David A Bell, reviewing Pierre Birnbaum’s new study of Léon Blum, Léon Blum: Prime Minister, Socialist, Zionist, in the London Review of Books (November 5th), recalls an incident when Blum, being driven away from the National Assembly in Paris, was cornered by a group of hostile political demonstrators who, spotting him in the back of the car, began to shout “Kill him! Shoot Blum!”, surrounded and trapped his car and began to rock it back and forth. Things got worse. One demonstrator – they were from the thuggish youth wing of the right-wing monarchist Action française – ripped the bumper off the car and smashed the back window with it and then set about beating Blum about the head.

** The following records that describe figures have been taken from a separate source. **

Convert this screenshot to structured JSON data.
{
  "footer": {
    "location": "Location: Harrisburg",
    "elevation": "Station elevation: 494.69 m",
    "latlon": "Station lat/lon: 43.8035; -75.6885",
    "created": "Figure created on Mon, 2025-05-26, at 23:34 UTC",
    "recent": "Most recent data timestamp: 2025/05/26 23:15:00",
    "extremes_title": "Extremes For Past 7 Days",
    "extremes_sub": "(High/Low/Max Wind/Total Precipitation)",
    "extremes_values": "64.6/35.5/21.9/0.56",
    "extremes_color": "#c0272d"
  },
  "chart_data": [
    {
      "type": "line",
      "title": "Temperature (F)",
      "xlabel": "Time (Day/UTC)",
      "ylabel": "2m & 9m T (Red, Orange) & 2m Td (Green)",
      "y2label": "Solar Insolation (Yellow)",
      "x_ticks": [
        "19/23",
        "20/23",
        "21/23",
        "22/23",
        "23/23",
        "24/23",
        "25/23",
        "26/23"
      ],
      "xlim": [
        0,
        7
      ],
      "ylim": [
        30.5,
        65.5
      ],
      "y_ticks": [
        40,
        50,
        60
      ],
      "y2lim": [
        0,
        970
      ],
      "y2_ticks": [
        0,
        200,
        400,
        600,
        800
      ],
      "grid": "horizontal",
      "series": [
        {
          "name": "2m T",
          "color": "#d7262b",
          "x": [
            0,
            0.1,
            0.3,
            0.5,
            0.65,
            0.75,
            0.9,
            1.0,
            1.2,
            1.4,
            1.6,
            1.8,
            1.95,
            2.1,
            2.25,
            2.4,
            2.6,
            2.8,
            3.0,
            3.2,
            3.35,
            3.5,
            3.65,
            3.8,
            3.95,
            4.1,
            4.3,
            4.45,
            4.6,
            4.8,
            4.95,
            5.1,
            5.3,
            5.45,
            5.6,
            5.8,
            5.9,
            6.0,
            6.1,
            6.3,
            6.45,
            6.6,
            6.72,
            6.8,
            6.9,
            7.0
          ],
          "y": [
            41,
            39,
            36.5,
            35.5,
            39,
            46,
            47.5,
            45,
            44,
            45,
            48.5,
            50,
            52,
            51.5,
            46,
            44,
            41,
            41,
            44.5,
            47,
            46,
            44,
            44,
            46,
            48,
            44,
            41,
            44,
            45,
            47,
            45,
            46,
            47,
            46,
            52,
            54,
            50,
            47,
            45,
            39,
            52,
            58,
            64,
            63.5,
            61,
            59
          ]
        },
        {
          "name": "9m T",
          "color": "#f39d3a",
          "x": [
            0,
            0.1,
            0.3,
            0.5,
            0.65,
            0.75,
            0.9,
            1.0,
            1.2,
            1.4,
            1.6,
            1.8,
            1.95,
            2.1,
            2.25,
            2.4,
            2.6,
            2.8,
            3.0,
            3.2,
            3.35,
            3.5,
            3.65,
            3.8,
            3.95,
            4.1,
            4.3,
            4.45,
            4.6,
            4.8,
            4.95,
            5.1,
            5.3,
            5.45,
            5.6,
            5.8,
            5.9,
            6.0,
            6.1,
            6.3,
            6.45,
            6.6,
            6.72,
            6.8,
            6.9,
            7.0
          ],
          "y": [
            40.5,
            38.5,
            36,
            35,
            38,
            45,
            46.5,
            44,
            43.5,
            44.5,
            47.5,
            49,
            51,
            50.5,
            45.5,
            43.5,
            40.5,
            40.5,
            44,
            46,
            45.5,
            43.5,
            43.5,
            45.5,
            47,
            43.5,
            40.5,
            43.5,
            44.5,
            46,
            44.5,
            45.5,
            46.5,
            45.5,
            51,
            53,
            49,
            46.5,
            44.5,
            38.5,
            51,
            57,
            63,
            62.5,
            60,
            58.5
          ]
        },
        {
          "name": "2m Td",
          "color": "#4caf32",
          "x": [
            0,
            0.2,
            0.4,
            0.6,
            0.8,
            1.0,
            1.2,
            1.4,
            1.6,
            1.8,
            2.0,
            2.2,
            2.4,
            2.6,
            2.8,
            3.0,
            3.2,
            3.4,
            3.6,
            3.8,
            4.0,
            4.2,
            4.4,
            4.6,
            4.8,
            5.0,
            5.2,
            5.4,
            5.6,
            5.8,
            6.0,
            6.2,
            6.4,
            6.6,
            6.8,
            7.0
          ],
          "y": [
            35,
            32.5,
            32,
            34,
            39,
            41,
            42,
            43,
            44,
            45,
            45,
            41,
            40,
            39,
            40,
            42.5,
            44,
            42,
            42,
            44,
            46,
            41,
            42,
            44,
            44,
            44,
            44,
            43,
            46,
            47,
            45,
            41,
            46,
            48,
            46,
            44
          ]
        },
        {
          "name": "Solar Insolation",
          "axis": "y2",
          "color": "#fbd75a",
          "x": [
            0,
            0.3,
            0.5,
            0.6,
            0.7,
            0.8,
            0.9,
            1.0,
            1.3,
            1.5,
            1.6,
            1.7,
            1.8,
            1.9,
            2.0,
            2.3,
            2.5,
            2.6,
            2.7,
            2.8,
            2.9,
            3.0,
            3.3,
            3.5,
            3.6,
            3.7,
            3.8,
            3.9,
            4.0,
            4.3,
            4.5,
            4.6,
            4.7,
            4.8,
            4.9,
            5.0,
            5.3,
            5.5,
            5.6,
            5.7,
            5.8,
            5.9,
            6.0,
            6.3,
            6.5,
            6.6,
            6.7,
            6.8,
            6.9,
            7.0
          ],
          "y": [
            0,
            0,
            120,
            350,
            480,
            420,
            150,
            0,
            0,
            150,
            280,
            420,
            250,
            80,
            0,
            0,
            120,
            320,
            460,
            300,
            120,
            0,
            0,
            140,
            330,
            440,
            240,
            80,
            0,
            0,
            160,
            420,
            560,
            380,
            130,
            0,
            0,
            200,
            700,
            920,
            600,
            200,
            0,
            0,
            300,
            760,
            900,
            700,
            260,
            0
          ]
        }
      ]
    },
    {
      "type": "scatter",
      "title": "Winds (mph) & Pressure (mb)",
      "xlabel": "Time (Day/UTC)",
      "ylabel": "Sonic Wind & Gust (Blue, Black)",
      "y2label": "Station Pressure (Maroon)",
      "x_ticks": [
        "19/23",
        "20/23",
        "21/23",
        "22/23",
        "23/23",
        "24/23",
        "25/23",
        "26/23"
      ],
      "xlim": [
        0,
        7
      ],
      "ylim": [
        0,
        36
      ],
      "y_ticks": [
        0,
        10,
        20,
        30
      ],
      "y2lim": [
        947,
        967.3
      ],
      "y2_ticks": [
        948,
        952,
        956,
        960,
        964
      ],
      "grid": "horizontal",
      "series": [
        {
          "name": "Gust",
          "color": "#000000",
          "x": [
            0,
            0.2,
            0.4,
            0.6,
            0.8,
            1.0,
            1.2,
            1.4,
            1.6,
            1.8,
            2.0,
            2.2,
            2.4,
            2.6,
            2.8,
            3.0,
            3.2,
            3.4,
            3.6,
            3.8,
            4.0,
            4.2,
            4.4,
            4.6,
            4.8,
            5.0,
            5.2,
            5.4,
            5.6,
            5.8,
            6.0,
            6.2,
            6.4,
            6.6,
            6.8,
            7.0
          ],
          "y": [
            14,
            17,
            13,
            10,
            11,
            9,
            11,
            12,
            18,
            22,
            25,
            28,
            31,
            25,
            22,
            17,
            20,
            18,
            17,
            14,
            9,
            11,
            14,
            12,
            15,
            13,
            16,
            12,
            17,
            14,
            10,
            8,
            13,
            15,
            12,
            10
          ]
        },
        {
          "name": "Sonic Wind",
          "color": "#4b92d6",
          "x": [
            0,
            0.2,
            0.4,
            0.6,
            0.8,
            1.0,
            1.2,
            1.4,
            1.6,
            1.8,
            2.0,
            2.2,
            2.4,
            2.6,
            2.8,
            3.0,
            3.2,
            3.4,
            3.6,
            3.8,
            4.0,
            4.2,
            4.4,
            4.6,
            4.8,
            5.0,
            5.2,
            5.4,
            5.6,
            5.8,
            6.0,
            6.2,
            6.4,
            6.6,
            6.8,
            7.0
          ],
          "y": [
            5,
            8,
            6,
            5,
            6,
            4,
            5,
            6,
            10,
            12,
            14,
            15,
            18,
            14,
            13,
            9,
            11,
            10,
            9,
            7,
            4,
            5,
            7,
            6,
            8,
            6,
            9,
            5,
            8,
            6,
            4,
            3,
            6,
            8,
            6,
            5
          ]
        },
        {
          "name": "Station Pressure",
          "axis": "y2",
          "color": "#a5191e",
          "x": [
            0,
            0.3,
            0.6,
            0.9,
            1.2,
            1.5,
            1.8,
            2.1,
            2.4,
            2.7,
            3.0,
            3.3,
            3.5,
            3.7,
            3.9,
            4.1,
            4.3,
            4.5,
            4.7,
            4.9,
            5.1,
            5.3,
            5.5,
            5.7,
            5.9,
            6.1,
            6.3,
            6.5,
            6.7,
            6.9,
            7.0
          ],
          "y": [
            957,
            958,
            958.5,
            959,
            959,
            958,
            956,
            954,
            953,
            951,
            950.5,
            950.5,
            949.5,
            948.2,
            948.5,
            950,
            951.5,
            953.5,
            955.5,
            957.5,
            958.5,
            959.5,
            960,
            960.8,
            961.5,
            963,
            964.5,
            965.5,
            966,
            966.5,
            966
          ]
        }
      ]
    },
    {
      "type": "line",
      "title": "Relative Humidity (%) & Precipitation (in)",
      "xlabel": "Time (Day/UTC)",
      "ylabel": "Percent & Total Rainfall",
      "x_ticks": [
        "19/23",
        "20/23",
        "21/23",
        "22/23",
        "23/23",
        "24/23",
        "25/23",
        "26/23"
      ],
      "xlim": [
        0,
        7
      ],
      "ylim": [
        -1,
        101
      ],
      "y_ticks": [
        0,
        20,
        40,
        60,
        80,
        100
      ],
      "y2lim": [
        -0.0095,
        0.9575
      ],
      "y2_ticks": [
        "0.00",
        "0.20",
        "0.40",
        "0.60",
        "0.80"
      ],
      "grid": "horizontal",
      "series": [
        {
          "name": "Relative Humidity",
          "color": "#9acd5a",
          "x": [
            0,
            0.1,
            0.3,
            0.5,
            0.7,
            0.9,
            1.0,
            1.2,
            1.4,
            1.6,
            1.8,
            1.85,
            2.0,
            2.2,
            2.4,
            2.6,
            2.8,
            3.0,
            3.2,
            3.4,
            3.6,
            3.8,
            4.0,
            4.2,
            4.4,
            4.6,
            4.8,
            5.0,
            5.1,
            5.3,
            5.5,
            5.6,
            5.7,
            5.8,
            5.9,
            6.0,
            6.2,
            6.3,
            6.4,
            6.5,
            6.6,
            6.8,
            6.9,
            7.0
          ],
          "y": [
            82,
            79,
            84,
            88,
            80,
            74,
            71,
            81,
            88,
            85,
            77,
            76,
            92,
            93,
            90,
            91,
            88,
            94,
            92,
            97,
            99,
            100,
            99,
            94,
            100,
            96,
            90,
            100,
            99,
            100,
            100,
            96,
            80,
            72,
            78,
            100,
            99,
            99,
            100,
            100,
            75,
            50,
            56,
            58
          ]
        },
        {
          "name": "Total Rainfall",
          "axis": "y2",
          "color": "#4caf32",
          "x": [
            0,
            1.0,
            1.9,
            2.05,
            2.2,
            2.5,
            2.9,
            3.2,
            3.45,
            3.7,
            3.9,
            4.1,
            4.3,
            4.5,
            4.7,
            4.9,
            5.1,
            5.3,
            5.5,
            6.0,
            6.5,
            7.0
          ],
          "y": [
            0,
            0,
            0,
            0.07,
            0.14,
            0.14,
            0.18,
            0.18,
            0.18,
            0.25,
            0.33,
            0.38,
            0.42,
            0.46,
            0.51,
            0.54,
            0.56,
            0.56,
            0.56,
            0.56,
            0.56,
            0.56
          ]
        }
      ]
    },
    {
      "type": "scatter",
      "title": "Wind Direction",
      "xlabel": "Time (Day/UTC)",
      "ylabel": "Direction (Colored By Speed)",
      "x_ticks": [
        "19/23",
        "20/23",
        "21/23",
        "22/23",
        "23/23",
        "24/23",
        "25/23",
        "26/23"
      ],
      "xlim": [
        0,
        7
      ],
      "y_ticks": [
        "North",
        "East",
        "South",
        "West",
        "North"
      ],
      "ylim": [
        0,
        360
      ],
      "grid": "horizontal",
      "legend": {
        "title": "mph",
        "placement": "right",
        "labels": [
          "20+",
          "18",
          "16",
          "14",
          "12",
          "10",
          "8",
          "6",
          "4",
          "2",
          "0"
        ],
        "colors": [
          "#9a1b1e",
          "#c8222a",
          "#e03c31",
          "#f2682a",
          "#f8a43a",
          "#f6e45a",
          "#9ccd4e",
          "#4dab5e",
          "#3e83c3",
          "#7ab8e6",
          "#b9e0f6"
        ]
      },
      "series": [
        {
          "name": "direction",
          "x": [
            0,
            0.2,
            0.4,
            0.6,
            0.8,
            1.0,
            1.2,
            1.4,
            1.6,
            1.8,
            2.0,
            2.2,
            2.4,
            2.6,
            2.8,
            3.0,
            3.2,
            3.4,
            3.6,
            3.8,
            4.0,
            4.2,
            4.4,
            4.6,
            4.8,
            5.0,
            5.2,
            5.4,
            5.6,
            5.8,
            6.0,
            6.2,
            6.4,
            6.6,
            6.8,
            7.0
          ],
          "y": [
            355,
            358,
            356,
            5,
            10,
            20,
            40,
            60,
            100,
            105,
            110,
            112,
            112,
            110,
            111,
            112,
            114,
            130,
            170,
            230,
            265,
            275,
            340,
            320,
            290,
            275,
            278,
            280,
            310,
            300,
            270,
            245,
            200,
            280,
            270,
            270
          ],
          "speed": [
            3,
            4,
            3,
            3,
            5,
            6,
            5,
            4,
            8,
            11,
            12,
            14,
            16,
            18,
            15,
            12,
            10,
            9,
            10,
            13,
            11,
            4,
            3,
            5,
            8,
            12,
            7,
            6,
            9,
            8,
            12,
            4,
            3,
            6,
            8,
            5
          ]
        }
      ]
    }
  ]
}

Only the belated arrival of two policemen saved his life.

Blum aroused particular hostility among the far right as leader of the socialist party (then known as the SFIO, or Société française de l’Internationale Ouvrière) but also because he was a Jew. There was, as Bell points out, a vigorous tradition of anti-Semitism in France, often allied with reactionary Catholicism and nationalism, from at least the late nineteenth century onwards, but one can overestimate its popular ‑ or electoral – appeal. Within a few months of the violent incident described above, Blum was France’s prime minister, one of three Jewish prime ministers the country was to have in the twentieth century (Pierre Mendès France and Laurent Fabius, who is currently foreign minister, being the others).

Bell, in his review, notes that Blum provoked the constant hostility of the far right. After their military defeat in 1940, the French military caste was keen to find a scapegoat (they might have looked in the mirror) and found one ‑ or more ‑ in the Jews, socialists and freemasons, who they alleged had “weakened French resolve” in the 1930s. Blum was imprisoned by the Vichy French after the German invasion – their attempts to put him on trial rebounded when he very ably accused his accusers of the crimes he had been indicted of. He was eventually deported into German custody but survived the war and became prime minister again, briefly, afterwards.

What Bell does not note is that Blum was almost as hated by the far left, that is by the communists. He and his supporters had saved the socialist party (“the old house”, he called it) from takeover by Lenin and the Leninists in the 1920s and the competition between the two groups for the allegiance of the left electorate was thereafter fierce (and indeed remained a significant factor in French politics until François Mitterrand finished off the communists – by clasping them to his bosom ‑ in the 1970s). The hatred that Blum inspired among his rivals on the left, who had supported his popular front government and its reforms, though from the outside, deserves to be remembered, if only for the colourful language which socialist “art” once had its disposal. Here is “The Red Front” by Louis Aragon, the leading French communist poet of the twentieth century, though to be fair, increasingly anti-Stalinist from 1956 onwards:

Fire on Léon Blum
Fire on Boncour Frossard Déat
Fire on the performing bears of social democracy …

I suppose there may be worse things than being a performing bear (of social democracy), though mind you this kind of thing wasn’t really a joke and quite a few sad performing bears of moderate or democratic socialism were to find themselves in jail or  shot or dancing on the end of communist ropes in the late 1940s in what were then splendidly called “the people’s democracies”. They are not greatly remembered today.